I have family travel plans for the next month so I am going to take some time off from writing the blog. But please know I will start sending them again later in the summer!! And, you can e-mail me with any question or comment you may have and I will respond as soon as I can. Thanks for your continuing support, I love hearing from you!
Taking a vacation is one of the most important things we can do for ourselves as well as spending quality time with our loved ones. But, it does take time and organization for the trip to work out well.
I do love summer time! And I have such fond memories of taking car trips to the beach each summer as a child. I remember my mom packing an ice chest so we could stop on the side of the road for picnic lunches. These days, you can easily find a fast food or quick restaurant on almost any road but we still need to remember and plan the important items for a successful trip.
For car trips, keep items (as food, music, beach items) in their own container:
1. Everything for the pool and / or beach needs to be placed in an easy to spot beach bag. A second bag is nice to use just for towels.

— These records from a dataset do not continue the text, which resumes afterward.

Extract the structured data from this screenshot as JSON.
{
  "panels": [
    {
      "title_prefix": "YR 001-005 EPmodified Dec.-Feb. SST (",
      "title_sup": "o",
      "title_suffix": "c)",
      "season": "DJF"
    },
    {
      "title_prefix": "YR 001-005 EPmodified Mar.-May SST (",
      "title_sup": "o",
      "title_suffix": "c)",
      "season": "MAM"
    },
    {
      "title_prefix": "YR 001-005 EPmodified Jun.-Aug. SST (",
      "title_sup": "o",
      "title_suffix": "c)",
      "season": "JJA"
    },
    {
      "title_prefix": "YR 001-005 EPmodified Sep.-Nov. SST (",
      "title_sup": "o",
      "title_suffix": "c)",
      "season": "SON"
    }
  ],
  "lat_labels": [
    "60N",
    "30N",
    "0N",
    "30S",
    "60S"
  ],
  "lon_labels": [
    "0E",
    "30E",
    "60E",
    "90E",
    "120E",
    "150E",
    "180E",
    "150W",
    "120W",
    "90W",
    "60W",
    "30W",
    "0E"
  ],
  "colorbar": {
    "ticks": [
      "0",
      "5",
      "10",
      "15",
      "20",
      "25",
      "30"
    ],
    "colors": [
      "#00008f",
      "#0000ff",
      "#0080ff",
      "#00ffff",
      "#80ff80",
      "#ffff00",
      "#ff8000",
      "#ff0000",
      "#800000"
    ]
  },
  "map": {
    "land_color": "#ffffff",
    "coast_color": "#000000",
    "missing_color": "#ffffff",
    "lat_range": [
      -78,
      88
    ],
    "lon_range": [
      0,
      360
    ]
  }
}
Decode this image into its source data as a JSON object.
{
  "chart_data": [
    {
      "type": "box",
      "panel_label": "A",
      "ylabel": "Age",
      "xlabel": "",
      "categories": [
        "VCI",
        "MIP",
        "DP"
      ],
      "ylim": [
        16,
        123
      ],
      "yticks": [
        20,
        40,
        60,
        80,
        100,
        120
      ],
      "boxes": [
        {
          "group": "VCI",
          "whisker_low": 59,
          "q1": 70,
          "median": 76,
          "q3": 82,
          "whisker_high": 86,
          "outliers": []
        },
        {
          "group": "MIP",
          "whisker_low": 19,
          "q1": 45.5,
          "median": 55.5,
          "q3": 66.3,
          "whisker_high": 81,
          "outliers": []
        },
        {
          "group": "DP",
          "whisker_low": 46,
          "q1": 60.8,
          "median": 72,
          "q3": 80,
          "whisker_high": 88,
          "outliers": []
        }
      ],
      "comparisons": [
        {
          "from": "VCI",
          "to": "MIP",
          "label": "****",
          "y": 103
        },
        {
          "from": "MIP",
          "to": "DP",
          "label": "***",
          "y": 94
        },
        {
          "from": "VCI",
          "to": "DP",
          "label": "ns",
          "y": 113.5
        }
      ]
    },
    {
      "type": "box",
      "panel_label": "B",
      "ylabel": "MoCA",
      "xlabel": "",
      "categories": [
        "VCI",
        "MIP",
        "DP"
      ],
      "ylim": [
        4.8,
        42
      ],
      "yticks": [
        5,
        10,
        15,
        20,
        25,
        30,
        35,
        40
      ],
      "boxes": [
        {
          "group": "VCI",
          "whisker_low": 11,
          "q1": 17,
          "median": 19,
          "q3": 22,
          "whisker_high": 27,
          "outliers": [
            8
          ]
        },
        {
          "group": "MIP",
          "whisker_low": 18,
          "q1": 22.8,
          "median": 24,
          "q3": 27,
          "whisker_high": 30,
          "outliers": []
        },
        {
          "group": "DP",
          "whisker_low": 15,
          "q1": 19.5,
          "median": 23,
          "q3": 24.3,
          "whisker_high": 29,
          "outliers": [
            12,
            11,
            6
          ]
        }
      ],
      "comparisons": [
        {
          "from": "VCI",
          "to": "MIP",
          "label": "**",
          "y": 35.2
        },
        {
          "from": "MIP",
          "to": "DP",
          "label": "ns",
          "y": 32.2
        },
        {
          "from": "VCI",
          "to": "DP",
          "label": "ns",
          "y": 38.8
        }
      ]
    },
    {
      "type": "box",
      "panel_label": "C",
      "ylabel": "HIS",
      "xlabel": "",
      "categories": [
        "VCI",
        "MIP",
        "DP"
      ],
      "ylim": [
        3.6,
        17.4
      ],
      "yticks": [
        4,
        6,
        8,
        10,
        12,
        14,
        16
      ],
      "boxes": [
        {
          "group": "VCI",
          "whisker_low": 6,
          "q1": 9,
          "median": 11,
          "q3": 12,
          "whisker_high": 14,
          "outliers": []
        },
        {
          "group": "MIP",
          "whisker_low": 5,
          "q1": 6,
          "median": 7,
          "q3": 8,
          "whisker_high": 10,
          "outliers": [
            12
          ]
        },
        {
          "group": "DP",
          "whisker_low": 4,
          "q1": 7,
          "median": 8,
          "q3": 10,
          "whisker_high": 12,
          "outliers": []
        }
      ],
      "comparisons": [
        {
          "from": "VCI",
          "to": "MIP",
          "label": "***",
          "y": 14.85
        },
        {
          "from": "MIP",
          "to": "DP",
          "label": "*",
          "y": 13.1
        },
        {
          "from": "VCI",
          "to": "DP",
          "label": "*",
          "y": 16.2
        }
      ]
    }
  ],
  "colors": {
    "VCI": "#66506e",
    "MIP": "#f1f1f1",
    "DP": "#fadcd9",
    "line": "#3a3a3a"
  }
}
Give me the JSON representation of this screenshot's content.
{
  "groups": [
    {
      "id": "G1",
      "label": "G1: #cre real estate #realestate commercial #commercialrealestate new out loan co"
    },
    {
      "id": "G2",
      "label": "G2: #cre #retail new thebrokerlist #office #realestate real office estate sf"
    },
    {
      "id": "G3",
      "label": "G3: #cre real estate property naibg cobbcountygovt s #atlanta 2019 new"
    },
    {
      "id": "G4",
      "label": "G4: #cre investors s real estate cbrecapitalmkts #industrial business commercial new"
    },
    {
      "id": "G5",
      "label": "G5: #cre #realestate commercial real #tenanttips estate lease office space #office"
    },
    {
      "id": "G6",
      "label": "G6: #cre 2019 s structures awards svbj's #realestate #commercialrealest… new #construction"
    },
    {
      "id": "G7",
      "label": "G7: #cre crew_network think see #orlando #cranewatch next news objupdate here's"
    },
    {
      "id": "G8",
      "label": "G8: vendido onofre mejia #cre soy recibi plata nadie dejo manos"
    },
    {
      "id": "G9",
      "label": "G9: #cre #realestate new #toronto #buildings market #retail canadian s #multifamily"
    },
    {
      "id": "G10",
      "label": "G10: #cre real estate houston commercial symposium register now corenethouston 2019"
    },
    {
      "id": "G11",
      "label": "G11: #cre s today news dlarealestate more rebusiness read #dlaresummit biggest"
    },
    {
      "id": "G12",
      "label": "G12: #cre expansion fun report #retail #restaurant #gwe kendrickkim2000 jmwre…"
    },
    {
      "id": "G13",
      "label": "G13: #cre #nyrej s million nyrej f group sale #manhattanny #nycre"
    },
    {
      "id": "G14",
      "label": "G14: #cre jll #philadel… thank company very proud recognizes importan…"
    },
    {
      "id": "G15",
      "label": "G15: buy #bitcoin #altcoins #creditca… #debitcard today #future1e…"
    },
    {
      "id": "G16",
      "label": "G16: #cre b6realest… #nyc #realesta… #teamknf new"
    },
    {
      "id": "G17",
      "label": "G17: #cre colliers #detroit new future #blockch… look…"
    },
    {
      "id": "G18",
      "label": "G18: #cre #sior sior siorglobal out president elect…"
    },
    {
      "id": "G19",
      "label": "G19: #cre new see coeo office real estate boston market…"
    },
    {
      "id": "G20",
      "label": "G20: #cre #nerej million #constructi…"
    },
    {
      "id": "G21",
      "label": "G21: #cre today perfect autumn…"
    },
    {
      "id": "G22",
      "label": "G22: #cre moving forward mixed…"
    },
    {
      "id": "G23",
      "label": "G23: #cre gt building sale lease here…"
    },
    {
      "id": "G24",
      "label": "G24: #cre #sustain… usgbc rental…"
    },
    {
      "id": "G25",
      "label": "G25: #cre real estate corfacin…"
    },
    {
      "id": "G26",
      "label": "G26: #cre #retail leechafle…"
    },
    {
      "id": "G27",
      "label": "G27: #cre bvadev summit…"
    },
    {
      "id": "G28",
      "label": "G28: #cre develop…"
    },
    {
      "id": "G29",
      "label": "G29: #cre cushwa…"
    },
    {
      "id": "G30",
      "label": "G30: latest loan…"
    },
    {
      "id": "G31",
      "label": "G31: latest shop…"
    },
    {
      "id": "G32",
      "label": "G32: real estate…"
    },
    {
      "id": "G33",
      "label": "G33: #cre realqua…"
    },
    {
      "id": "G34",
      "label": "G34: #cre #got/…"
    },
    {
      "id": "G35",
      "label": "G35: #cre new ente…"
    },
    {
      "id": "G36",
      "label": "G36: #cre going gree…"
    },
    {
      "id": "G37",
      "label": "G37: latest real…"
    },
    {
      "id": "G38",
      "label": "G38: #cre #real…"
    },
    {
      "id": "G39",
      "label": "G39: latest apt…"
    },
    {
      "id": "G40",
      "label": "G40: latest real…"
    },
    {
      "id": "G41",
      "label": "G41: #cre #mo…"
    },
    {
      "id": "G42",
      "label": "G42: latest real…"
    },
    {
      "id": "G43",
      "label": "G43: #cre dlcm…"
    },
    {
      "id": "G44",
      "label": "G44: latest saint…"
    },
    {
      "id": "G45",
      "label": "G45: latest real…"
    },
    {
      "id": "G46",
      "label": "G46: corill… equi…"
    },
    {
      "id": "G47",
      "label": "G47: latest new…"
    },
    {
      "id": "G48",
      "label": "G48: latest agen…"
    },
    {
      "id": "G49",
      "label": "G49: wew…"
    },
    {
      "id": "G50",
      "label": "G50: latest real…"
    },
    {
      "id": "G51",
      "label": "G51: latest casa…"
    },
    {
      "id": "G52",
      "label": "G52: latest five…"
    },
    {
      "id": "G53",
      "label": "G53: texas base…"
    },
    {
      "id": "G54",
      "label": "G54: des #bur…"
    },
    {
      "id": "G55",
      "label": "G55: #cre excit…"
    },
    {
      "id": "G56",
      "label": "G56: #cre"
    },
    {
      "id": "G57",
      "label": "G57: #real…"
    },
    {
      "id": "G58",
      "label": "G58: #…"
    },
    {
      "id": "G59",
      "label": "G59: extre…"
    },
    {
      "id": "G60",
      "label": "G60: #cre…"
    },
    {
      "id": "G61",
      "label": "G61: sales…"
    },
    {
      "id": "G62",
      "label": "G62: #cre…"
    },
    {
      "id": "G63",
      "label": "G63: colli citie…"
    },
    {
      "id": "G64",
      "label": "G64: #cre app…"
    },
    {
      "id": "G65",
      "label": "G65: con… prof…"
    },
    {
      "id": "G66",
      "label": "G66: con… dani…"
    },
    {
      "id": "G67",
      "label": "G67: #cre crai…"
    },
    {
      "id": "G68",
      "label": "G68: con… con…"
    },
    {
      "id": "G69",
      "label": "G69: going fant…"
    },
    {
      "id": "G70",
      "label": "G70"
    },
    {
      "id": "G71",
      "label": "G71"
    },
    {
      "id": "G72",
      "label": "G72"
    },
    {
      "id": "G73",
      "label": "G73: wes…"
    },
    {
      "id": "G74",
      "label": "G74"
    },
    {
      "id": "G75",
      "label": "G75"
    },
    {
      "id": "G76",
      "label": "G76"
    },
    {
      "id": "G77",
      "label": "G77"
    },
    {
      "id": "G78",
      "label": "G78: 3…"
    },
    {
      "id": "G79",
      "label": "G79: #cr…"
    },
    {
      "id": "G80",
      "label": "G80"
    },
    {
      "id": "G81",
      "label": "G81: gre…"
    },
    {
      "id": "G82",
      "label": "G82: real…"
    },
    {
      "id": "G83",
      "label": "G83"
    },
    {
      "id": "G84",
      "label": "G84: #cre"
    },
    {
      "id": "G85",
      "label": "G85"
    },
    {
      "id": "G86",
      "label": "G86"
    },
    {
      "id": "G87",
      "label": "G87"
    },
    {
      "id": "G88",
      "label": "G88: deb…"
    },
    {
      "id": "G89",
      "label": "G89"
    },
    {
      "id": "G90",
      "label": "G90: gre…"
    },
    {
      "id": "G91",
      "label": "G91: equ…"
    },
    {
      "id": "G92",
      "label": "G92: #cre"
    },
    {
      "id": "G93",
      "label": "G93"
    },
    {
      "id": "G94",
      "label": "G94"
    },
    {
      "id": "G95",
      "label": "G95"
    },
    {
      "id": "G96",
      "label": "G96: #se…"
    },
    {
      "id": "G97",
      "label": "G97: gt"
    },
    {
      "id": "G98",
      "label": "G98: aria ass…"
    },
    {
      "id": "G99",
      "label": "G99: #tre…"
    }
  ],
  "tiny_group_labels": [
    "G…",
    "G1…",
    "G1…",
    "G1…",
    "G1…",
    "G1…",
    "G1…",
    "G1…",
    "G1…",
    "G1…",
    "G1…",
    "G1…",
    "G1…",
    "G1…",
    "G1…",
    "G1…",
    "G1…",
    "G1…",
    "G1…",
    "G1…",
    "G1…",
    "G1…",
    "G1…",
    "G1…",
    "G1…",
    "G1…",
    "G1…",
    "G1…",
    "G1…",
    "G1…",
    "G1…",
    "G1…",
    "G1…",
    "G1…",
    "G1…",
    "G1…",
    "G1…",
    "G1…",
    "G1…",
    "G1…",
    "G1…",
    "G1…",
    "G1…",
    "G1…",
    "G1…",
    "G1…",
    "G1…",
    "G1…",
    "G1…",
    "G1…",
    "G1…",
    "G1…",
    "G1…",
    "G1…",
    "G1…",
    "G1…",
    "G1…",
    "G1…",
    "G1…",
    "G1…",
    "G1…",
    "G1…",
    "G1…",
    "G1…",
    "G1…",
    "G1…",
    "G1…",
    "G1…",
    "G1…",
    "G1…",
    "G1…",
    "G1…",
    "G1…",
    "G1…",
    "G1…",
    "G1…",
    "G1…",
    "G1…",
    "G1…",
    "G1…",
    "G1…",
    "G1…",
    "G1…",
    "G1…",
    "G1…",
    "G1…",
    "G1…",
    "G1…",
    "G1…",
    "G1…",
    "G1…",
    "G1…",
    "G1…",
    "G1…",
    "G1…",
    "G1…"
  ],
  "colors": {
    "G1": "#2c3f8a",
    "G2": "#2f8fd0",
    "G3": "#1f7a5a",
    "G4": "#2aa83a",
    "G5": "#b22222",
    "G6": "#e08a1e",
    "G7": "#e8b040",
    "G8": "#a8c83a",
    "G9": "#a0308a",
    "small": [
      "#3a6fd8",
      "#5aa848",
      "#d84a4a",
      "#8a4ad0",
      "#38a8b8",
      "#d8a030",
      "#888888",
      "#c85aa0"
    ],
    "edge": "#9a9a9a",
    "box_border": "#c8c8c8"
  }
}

2. Keep it always supplied so that it is ready in a moment.
3. Keep items in the same place in the bag so you will know if you are missing something.
4. Spray sunscreen is nice because it won’t dribble as a lotion will. Or if you like the lotion, place it in a zip-seal bag.
5. Keep your wallet hidden but your cell phone assessable.
6. Have a large hook to hold your keys to the inside of the bag.
7. Have extra undies, towels, water bottles, cotton shirts, wet wipes.
8. Keep some lingerie bags or plastic bags for wet swim suits and sandy sandals.
9. Keep some baby powder in your bag – it will loosen sand stuck to skin.
10. Have a soft brush for brushing off gear and people before loading the car.
11. If you have large suitcases for a longer trip, keep small suitcases or bags for what you may need for just one night. Then, when you stop at a hotel for just one night, you won’t have to drag the large suitcase out.
12. Make sure you have a first aid kit.
13. Make sure you have a road side service if a car issue occurs.
1. Use a cooler with a proper fitting lid.
2. Load the cooler with the food to be eaten first on top and perishables on the bottom.
3. Blocks of ice stay frozen longer than cubes. Buy gel packs or fill quart-size milk cartons with water and freeze for chilling. Use about one carton per four quarts of cooler capacity. Layer ice on top of food once packed, for cold travels down.
4. Use your school-year lunch box trick: Freeze sandwiches and juice boxes over night – they will stay cool longer and help keep the rest of the contents cold (any perishable food that’s been out more than two hours, throw away for it will not be safe to eat).
5. Keep your paper products and utensils in a different bag.
6. Make sure you have plenty of napkins or even a whole paper towel roll along with wet wipes.
For plane travel:
1. Keep your schedule, passport, driver’s license, money, loose change in the same place each time you use it.
2. It helps to use the same carry-on bag each time so that you know how to stock it.
3. Always get to the airport earlier than you think you need. For some reason, packing and heading to the airport makes most people nervous!
4. Drink lots of water. Nasal membranes don’t work as well if they dry out and they are an important barrier against germs.
5. Use a saline nasal spray.
6. Carry a hand sanitizer.
7. Always carry snacks and food. Many times the plane won’t have any food to sell nor will the airport if it is a small one.
8. I also always carry some type of sweater or jacket. Airplanes can get really cold.
9. This is NOT the time to change any habits of your baby or child! Let them keep the pacifier, the blanket or stuffed toy on a trip. They need security when out of their normal schedule.
10. Make sure you check your home twice before leaving: checking the heat/air controls, doors locked, etc.
11. Then, whenever you leave a hotel room or a restaurant or your plane seat, look around to make sure you haven’t left something.
12. I have a hard time with re-entry after a trip! So, I try to clean my house before I leave. It’ really nice to come back to a clean home.
Being in the sun without sun screen really is dangerous. Skin cancer, melanoma, continues to increase. Between 1973 and 2004, the cases of melanoma among women 40 and younger have increased 250 percent.
Talk to your teens about the risks of using tanning beds, which increases the risk of melanoma by 75%! In March, a survey of teens 14-17 found that 17 percent of girls and 3 percent of boys used tanning beds in the past year.
So, to cut your risk of skin cancer, sunscreen should be part of every summer day. A SPF of 30 or 50 is fine. Buy one that says, “broad spectrum” protection. That means the sunscreen blocks ultraviolet B rays, which cause sunburn, and ultraviolet A rays, which don’t burn but penetrate farther into your skin. Both types age your skin and increase cancer risk. You can use one sunscreen for the whole family, even small children. If you are in the water a lot or athletic, look for very water resistant on the label.
“Come to Me, all who are weary and heavy-laden and I will give you rest. Take My yoke upon you, and learn from Me, for I am gentle and humble in heart; and you shall find rest for your souls. For My yoke is easy, and My load is light.”
May each one of you find a time and a place where you can get the rest that Christ wants you to have.